Это настолько страшно, что по лбу и вискам у меня течёт очень горячий пот. Побледнел! Отчего побледнел? Тебе нехорошо?.. Меня медленно опускают.
– Молодцом! говорит гулко врач (холодное эхо кафеля перевязочной), говорит, что-то быстро и опытно (больно) проделывая на мне, – молодцом! Замечательный пациент; невероятного жизнелюбия. Живучий, как сто… котов. Ты, мой милый, великолепен.
– Великолепен… – бормочет он.
– Н-да… – с сомнением говорит он. – Должен заметить, у других это выходит удачнее.
– Конечно… – озлобляюсь вдруг я. – Они вам не докучают.
Я говорю это неожиданно для себя, для врача, для сестёр. Голос у меня хриплый, тяжёлый и ворочается с трудом. Врач краснеет, он понимает, что вышла двусмысленность.

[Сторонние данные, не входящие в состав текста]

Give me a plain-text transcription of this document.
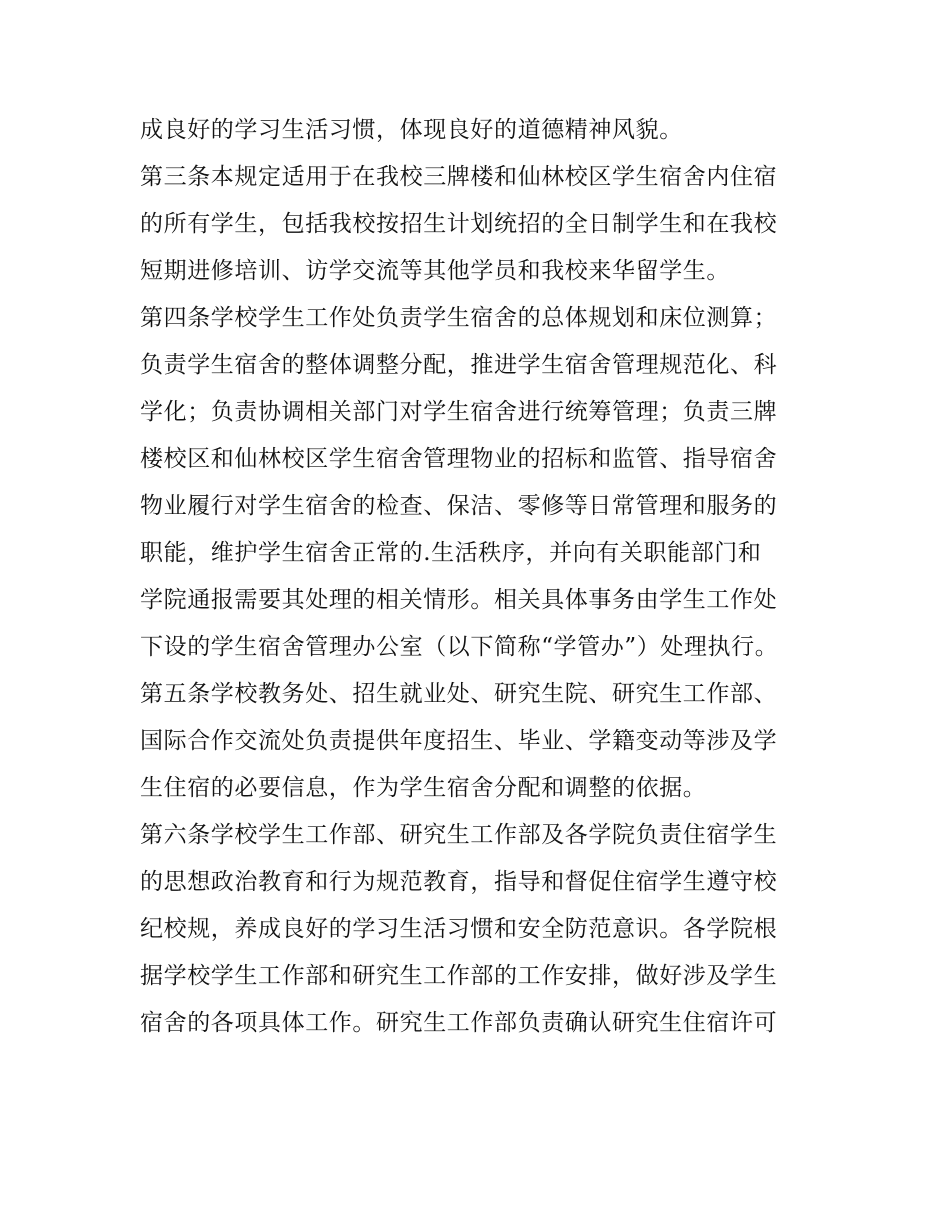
成良好的学习生活习惯，体现良好的道德精神风貌。
第三条本规定适用于在我校三牌楼和仙林校区学生宿舍内住宿
的所有学生，包括我校按招生计划统招的全日制学生和在我校
短期进修培训、访学交流等其他学员和我校来华留学生。
第四条学校学生工作处负责学生宿舍的总体规划和床位测算；
负责学生宿舍的整体调整分配，推进学生宿舍管理规范化、科
学化；负责协调相关部门对学生宿舍进行统筹管理；负责三牌
楼校区和仙林校区学生宿舍管理物业的招标和监管、指导宿舍
物业履行对学生宿舍的检查、保洁、零修等日常管理和服务的
职能，维护学生宿舍正常的.生活秩序，并向有关职能部门和
学院通报需要其处理的相关情形。相关具体事务由学生工作处
下设的学生宿舍管理办公室（以下简称“学管办”）处理执行。
第五条学校教务处、招生就业处、研究生院、研究生工作部、
国际合作交流处负责提供年度招生、毕业、学籍变动等涉及学
生住宿的必要信息，作为学生宿舍分配和调整的依据。
第六条学校学生工作部、研究生工作部及各学院负责住宿学生
的思想政治教育和行为规范教育，指导和督促住宿学生遵守校
纪校规，养成良好的学习生活习惯和安全防范意识。各学院根
据学校学生工作部和研究生工作部的工作安排，做好涉及学生
宿舍的各项具体工作。研究生工作部负责确认研究生住宿许可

– Заговорил! – смеётся он. – …Как зовут тебя?
Я кривлюсь.
– Ладно. Завтра расскажешь.
Сестра чем-то моет меня, из меня торчат трубочки.
– Это зачем?
– Дренаж, – говорит врач. Дренаж, как мне помнится, что-то из землеустройства, но думать мне лень. У врача под халатом воротник армейской рубашки.
– Вы старший лейтенант?
– Лейтенант, – соглашается он. (Позднее я вижу его в майорских погонах.)
– Я курить хочу.
– Курить тебе вредно.
– Гиппократ бы мне дал. – Я не знаю, откуда выскакивает у меня Гиппократ, это новое для меня слово.
– Замолчи, ради бога.
Я молчу.
– Это осень? Сентябрь?
– Октябрь.
– Это госпиталь?
– Клиника академии.
– Почему собаки?.. Почему помолчи?!
– Ну, знаешь, приятель. Да ты просто болтун!
Я молчу. Мне уже
– Очень больно?
Я закрываю глаза… На обратном пути врач внезапно загоняет каталку в боковой коридорчик, где на двери табличка, белая, с синими буквами «Ванная». Выясняется: я умею читать. «Родопи». Мятая пачка. В ней сигареты. «Держи! Если Лазарь Борисович нас увидит!..» – Не увидит. Врач щёлкает зажигалкой, я тихонько вбираю тревожный и горький, вянущий на губах моих дым, я мягко плыву, мне уже девять лет, после школы мы курим за дровяными сараями, на осиновых, чуть сыроватых, поленьях: солнце, влажная осень, сентябрь… – «Ну, хватит!»
Меня мягко катят. Коридор в косых солнечных лучах, прекрасный и праздничный день. И за окном, в палате, холодная солнечная синь, моему следователю интересно узнать, где мои документы, голова моя чуть плывёт после двух затяжек дымом очень лёгкой сигареты, где мои документы, мне нужно подумать, при мне, значит, их не было? не было, мне нужно вспомнить. Мне ужасно не хочется вспоминать. Мне невыносимо вспоминать, невозможно вспоминать, ещё раз пережить всё это. У меня нет сил вспоминать, и он меня понимает, он уходит, и я вспоминаю, вспоминаю внезапно, через два дня, ночью: документы мои в бумажнике. В куртке. В чёрной старой кожаной куртке. Где куртка? а я был не в куртке? нет. Значит, мне нужно вспомнить. И я вспоминаю, поперхнувшись прохладным бульоном, очень трудно учиться есть заново, вспоминаю: куртка висит на спинке кресла. Нет, благодарю вас, я больше есть не хочу, вся еда в мире вызывает у меня утомление. Где стоит это кресло? В комнате. Кремовые шторы. Мне вновь нехорошо. Мне делают укол. И ещё через день: где комната? Представьте: адреса я не знаю, не вспомню, и, кажется, я и не знал его; набережная канала Грибоедова.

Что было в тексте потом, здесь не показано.